Я мало что сумел сделать с изуродованной ногой мальчика: очистил рану и удалил столько осколков раздробленной кости, сколько смог выдернуть плоскогубцами. Мальчишка пронзительно кричал, от напряжения на моей коже выступил маслянистый пот, и я весь дрожал на холодном ветру. Наложил швы на висящую клочьями плоть там, где сохранилась чистая, твердая кожа, но закрыть зияющую рану полностью было невозможно. Большой кусок кости выпирал из комковатого мяса. Я подумал, что надо бы подрезать ее пилой, сформировав более аккуратную культю, но не был уверен, что сумею сделать это правильно, боялся, не станет ли рана от этого еще хуже. Я не был уверен… А когда не уверен в том, что делаешь, сколько лишней мучительной боли можно причинить… В конце я засыпал рану порошком антибиотика и перебинтовал ее.
У второго раненого разорвавшаяся мина изуродовала лицо и горло. Он лишился глаз, большей части носа и рта и немного напоминал прокаженных Ранджита, но раны были свежими и кровавыми, зубы выбиты – так что уродство прокаженных казалось незначительным по сравнению с этими увечьями. Я удалил металлические осколки из горла, глаз и кожи черепа. Горло пострадало очень сильно, и, хотя он дышал сравнительно ровно, я понимал, что его состояние будет ухудшаться. Обработав раны, я вколол обоим раненым пенициллин и по ампуле морфия.
Самой большой проблемой было возмещение потери крови. Никто из опрошенных мной за последние недели моджахедов не знал своей или чьей-то еще группы крови, поэтому я не мог произвести проверку совместимости и создать запас донорской крови. Поскольку моя собственная группа крови, нулевая, универсальна для донорства, мое тело было единственным источником крови для переливаний, и я стал для всего отряда ходячим банком крови.
Тело человека содержит около шести литров крови. Обычно донор дает пол-литра за сеанс, то есть менее одной десятой от общего количества. Я отдавал немного более полулитра каждому раненому, используя капельницы для внутривенного вливания, которые привез с собой Кадер как часть контрабандного груза. Прокалывая вены раненых бойцов иглами, которые, вместо того чтобы храниться в герметично запаянных пакетиках, лежали навалом в контейнерах, я гадал, не попали ли они к нам от Ранджита и его прокаженных. Переливания отняли у меня почти двадцать процентов крови. Это было слишком много: я испытывал головокружение и легкую тошноту, не будучи вполне уверен, подлинные это симптомы или всего лишь проделки охватившего меня скользкого страха. Я знал, что какое-то время не смогу больше давать кровь, и безнадежность ситуации буквально давила меня, вызывая в груди приступы острой боли.

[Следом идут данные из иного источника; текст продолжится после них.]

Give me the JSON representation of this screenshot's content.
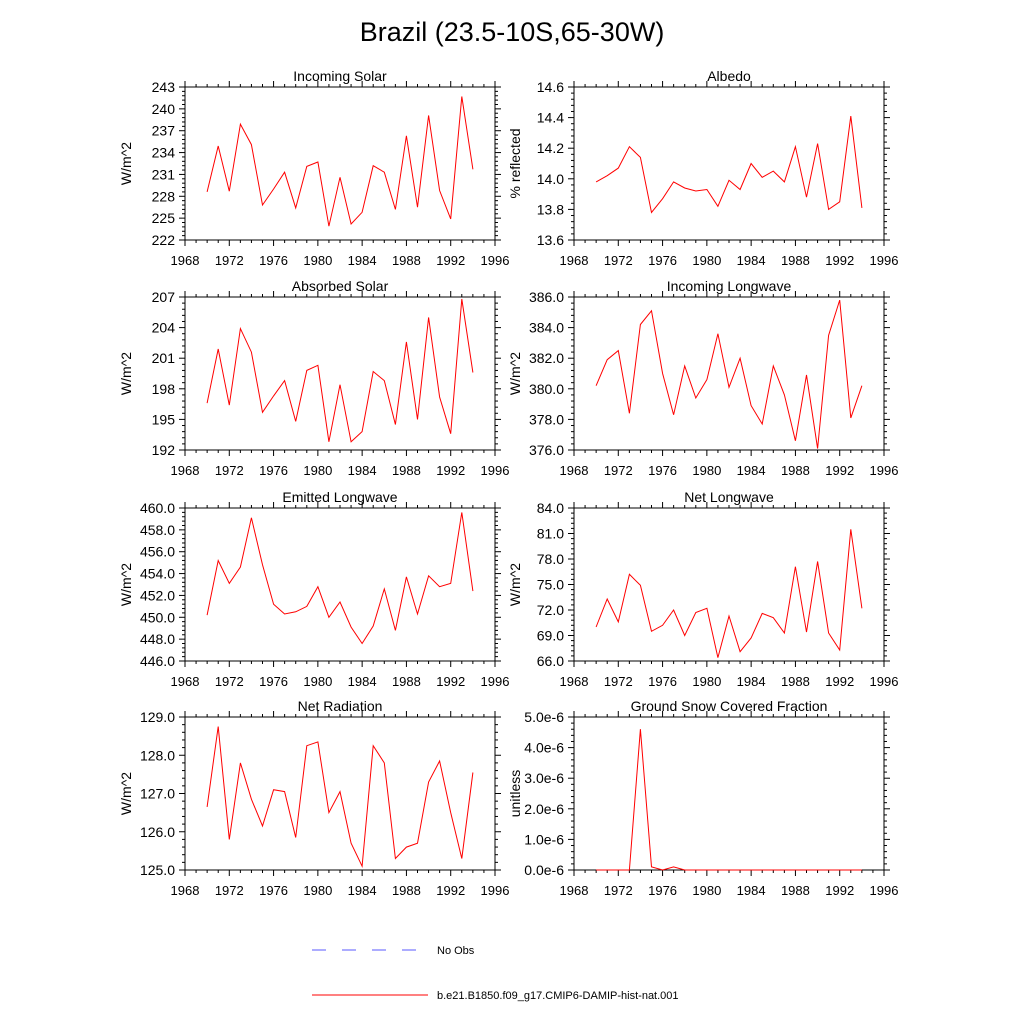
{
  "figure": {
    "title": "Brazil (23.5-10S,65-30W)",
    "legend": [
      {
        "label": "No Obs",
        "color": "#5a5aff",
        "style": "dashed"
      },
      {
        "label": "b.e21.B1850.f09_g17.CMIP6-DAMIP-hist-nat.001",
        "color": "#ff0000",
        "style": "solid"
      }
    ]
  },
  "chart_data": [
    {
      "id": "incoming-solar",
      "type": "line",
      "title": "Incoming Solar",
      "ylabel": "W/m^2",
      "xlim": [
        1968,
        1996
      ],
      "xticks": [
        1968,
        1972,
        1976,
        1980,
        1984,
        1988,
        1992,
        1996
      ],
      "ylim": [
        222,
        243
      ],
      "yticks": [
        222,
        225,
        228,
        231,
        234,
        237,
        240,
        243
      ],
      "yticklabels": [
        "222",
        "225",
        "228",
        "231",
        "234",
        "237",
        "240",
        "243"
      ],
      "series": [
        {
          "color": "#ff0000",
          "x": [
            1970,
            1971,
            1972,
            1973,
            1974,
            1975,
            1976,
            1977,
            1978,
            1979,
            1980,
            1981,
            1982,
            1983,
            1984,
            1985,
            1986,
            1987,
            1988,
            1989,
            1990,
            1991,
            1992,
            1993,
            1994
          ],
          "y": [
            228.6,
            234.9,
            228.7,
            237.9,
            235.1,
            226.8,
            229.0,
            231.3,
            226.4,
            232.1,
            232.7,
            223.9,
            230.6,
            224.2,
            225.8,
            232.2,
            231.3,
            226.2,
            236.3,
            226.5,
            239.1,
            228.8,
            224.9,
            241.7,
            231.7
          ]
        }
      ]
    },
    {
      "id": "albedo",
      "type": "line",
      "title": "Albedo",
      "ylabel": "% reflected",
      "xlim": [
        1968,
        1996
      ],
      "xticks": [
        1968,
        1972,
        1976,
        1980,
        1984,
        1988,
        1992,
        1996
      ],
      "ylim": [
        13.6,
        14.6
      ],
      "yticks": [
        13.6,
        13.8,
        14.0,
        14.2,
        14.4,
        14.6
      ],
      "yticklabels": [
        "13.6",
        "13.8",
        "14.0",
        "14.2",
        "14.4",
        "14.6"
      ],
      "series": [
        {
          "color": "#ff0000",
          "x": [
            1970,
            1971,
            1972,
            1973,
            1974,
            1975,
            1976,
            1977,
            1978,
            1979,
            1980,
            1981,
            1982,
            1983,
            1984,
            1985,
            1986,
            1987,
            1988,
            1989,
            1990,
            1991,
            1992,
            1993,
            1994
          ],
          "y": [
            13.98,
            14.02,
            14.07,
            14.21,
            14.14,
            13.78,
            13.87,
            13.98,
            13.94,
            13.92,
            13.93,
            13.82,
            13.99,
            13.93,
            14.1,
            14.01,
            14.05,
            13.98,
            14.21,
            13.88,
            14.23,
            13.8,
            13.85,
            14.41,
            13.81
          ]
        }
      ]
    },
    {
      "id": "absorbed-solar",
      "type": "line",
      "title": "Absorbed Solar",
      "ylabel": "W/m^2",
      "xlim": [
        1968,
        1996
      ],
      "xticks": [
        1968,
        1972,
        1976,
        1980,
        1984,
        1988,
        1992,
        1996
      ],
      "ylim": [
        192,
        207
      ],
      "yticks": [
        192,
        195,
        198,
        201,
        204,
        207
      ],
      "yticklabels": [
        "192",
        "195",
        "198",
        "201",
        "204",
        "207"
      ],
      "series": [
        {
          "color": "#ff0000",
          "x": [
            1970,
            1971,
            1972,
            1973,
            1974,
            1975,
            1976,
            1977,
            1978,
            1979,
            1980,
            1981,
            1982,
            1983,
            1984,
            1985,
            1986,
            1987,
            1988,
            1989,
            1990,
            1991,
            1992,
            1993,
            1994
          ],
          "y": [
            196.6,
            201.9,
            196.4,
            203.9,
            201.6,
            195.7,
            197.3,
            198.8,
            194.8,
            199.8,
            200.3,
            192.8,
            198.4,
            192.8,
            193.8,
            199.7,
            198.8,
            194.5,
            202.6,
            195.0,
            205.0,
            197.2,
            193.6,
            206.8,
            199.6
          ]
        }
      ]
    },
    {
      "id": "incoming-longwave",
      "type": "line",
      "title": "Incoming Longwave",
      "ylabel": "W/m^2",
      "xlim": [
        1968,
        1996
      ],
      "xticks": [
        1968,
        1972,
        1976,
        1980,
        1984,
        1988,
        1992,
        1996
      ],
      "ylim": [
        376,
        386
      ],
      "yticks": [
        376,
        378,
        380,
        382,
        384,
        386
      ],
      "yticklabels": [
        "376.0",
        "378.0",
        "380.0",
        "382.0",
        "384.0",
        "386.0"
      ],
      "series": [
        {
          "color": "#ff0000",
          "x": [
            1970,
            1971,
            1972,
            1973,
            1974,
            1975,
            1976,
            1977,
            1978,
            1979,
            1980,
            1981,
            1982,
            1983,
            1984,
            1985,
            1986,
            1987,
            1988,
            1989,
            1990,
            1991,
            1992,
            1993,
            1994
          ],
          "y": [
            380.2,
            381.9,
            382.5,
            378.4,
            384.2,
            385.1,
            381.0,
            378.3,
            381.5,
            379.4,
            380.6,
            383.6,
            380.1,
            382.0,
            378.9,
            377.7,
            381.5,
            379.6,
            376.6,
            380.9,
            376.1,
            383.5,
            385.8,
            378.1,
            380.2
          ]
        }
      ]
    },
    {
      "id": "emitted-longwave",
      "type": "line",
      "title": "Emitted Longwave",
      "ylabel": "W/m^2",
      "xlim": [
        1968,
        1996
      ],
      "xticks": [
        1968,
        1972,
        1976,
        1980,
        1984,
        1988,
        1992,
        1996
      ],
      "ylim": [
        446,
        460
      ],
      "yticks": [
        446,
        448,
        450,
        452,
        454,
        456,
        458,
        460
      ],
      "yticklabels": [
        "446.0",
        "448.0",
        "450.0",
        "452.0",
        "454.0",
        "456.0",
        "458.0",
        "460.0"
      ],
      "series": [
        {
          "color": "#ff0000",
          "x": [
            1970,
            1971,
            1972,
            1973,
            1974,
            1975,
            1976,
            1977,
            1978,
            1979,
            1980,
            1981,
            1982,
            1983,
            1984,
            1985,
            1986,
            1987,
            1988,
            1989,
            1990,
            1991,
            1992,
            1993,
            1994
          ],
          "y": [
            450.2,
            455.2,
            453.1,
            454.6,
            459.1,
            454.8,
            451.2,
            450.3,
            450.5,
            451.0,
            452.8,
            450.0,
            451.4,
            449.1,
            447.6,
            449.2,
            452.6,
            448.8,
            453.7,
            450.3,
            453.8,
            452.8,
            453.1,
            459.6,
            452.4
          ]
        }
      ]
    },
    {
      "id": "net-longwave",
      "type": "line",
      "title": "Net Longwave",
      "ylabel": "W/m^2",
      "xlim": [
        1968,
        1996
      ],
      "xticks": [
        1968,
        1972,
        1976,
        1980,
        1984,
        1988,
        1992,
        1996
      ],
      "ylim": [
        66,
        84
      ],
      "yticks": [
        66,
        69,
        72,
        75,
        78,
        81,
        84
      ],
      "yticklabels": [
        "66.0",
        "69.0",
        "72.0",
        "75.0",
        "78.0",
        "81.0",
        "84.0"
      ],
      "series": [
        {
          "color": "#ff0000",
          "x": [
            1970,
            1971,
            1972,
            1973,
            1974,
            1975,
            1976,
            1977,
            1978,
            1979,
            1980,
            1981,
            1982,
            1983,
            1984,
            1985,
            1986,
            1987,
            1988,
            1989,
            1990,
            1991,
            1992,
            1993,
            1994
          ],
          "y": [
            70.0,
            73.3,
            70.6,
            76.2,
            74.9,
            69.5,
            70.2,
            72.0,
            69.0,
            71.7,
            72.2,
            66.4,
            71.3,
            67.1,
            68.7,
            71.6,
            71.1,
            69.3,
            77.1,
            69.4,
            77.7,
            69.3,
            67.3,
            81.5,
            72.2
          ]
        }
      ]
    },
    {
      "id": "net-radiation",
      "type": "line",
      "title": "Net Radiation",
      "ylabel": "W/m^2",
      "xlim": [
        1968,
        1996
      ],
      "xticks": [
        1968,
        1972,
        1976,
        1980,
        1984,
        1988,
        1992,
        1996
      ],
      "ylim": [
        125,
        129
      ],
      "yticks": [
        125,
        126,
        127,
        128,
        129
      ],
      "yticklabels": [
        "125.0",
        "126.0",
        "127.0",
        "128.0",
        "129.0"
      ],
      "series": [
        {
          "color": "#ff0000",
          "x": [
            1970,
            1971,
            1972,
            1973,
            1974,
            1975,
            1976,
            1977,
            1978,
            1979,
            1980,
            1981,
            1982,
            1983,
            1984,
            1985,
            1986,
            1987,
            1988,
            1989,
            1990,
            1991,
            1992,
            1993,
            1994
          ],
          "y": [
            126.65,
            128.75,
            125.8,
            127.8,
            126.85,
            126.15,
            127.1,
            127.05,
            125.85,
            128.25,
            128.35,
            126.5,
            127.05,
            125.7,
            125.1,
            128.25,
            127.8,
            125.3,
            125.6,
            125.7,
            127.3,
            127.85,
            126.5,
            125.3,
            127.55
          ]
        }
      ]
    },
    {
      "id": "ground-snow",
      "type": "line",
      "title": "Ground Snow Covered Fraction",
      "ylabel": "unitless",
      "xlim": [
        1968,
        1996
      ],
      "xticks": [
        1968,
        1972,
        1976,
        1980,
        1984,
        1988,
        1992,
        1996
      ],
      "ylim": [
        0,
        5e-06
      ],
      "yticks": [
        0,
        1e-06,
        2e-06,
        3e-06,
        4e-06,
        5e-06
      ],
      "yticklabels": [
        "0.0e-6",
        "1.0e-6",
        "2.0e-6",
        "3.0e-6",
        "4.0e-6",
        "5.0e-6"
      ],
      "series": [
        {
          "color": "#ff0000",
          "x": [
            1970,
            1971,
            1972,
            1973,
            1974,
            1975,
            1976,
            1977,
            1978,
            1979,
            1980,
            1981,
            1982,
            1983,
            1984,
            1985,
            1986,
            1987,
            1988,
            1989,
            1990,
            1991,
            1992,
            1993,
            1994
          ],
          "y": [
            0,
            0,
            0,
            0,
            4.6e-06,
            1e-07,
            0,
            1e-07,
            0,
            0,
            0,
            0,
            0,
            0,
            0,
            0,
            0,
            0,
            0,
            0,
            0,
            0,
            0,
            0,
            0
          ]
        }
      ]
    }
  ]
}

Меня не учили выполнять эту страшную, грязную работу. Курс оказания первой помощи, прослушанный мной в молодости, обширный сам по себе, не включал сведений о ранах, полученных в бою. И та практика, которую я получил в своей трущобной «клинике», мало чем могла мне быть полезной здесь, в горах. Прежде всего я полагался на заложенный во мне инстинкт – помогать и исцелять, – который позволял мне спасать перебравших дозу героина наркоманов в моем родном городе целую жизнь тому назад. Во многом, конечно, мною, как и Халедом в его заботе о злобном безумце Хабибе, руководило тайное побуждение – помочь, спасти и тем самым исцелить самого себя. И хотя этого было мало, явно недостаточно, ничего иного в моем распоряжении не было, и я старался сделать все, что от меня зависело, сдерживая крик, позывы к рвоте, пряча свой страх, а потом оттирал руки снегом.
Когда Назир более или менее оправился, он настоял на похоронах Абделя Кадер-хана в строгом соответствии с мусульманским ритуалом. И пока они продолжались, он не ел и не выпил даже стакана воды. Я наблюдал, как Халед, Махмуд и Назир чистили одежду, вместе молились, а потом готовили тело Кадербхая к погребению. Его бело-зеленый штандарт был утерян, но один из моджахедов пожертвовал на саван свой собственный флаг. На простом белом фоне была начертана фраза:
(Нет Бога, кроме Аллаха.)
Мой взгляд вновь и вновь останавливался на Махмуде Мелбафе, иранце, бывшем с нами еще с той памятной поездки на такси в Карачи. Его спокойное, сильное лицо светилось такой любовью к умершему, такой преданностью, что я подумал: с большей нежностью и кротостью он не мог бы хоронить даже собственного ребенка. Именно в эти минуты я начал испытывать к нему дружескую привязанность.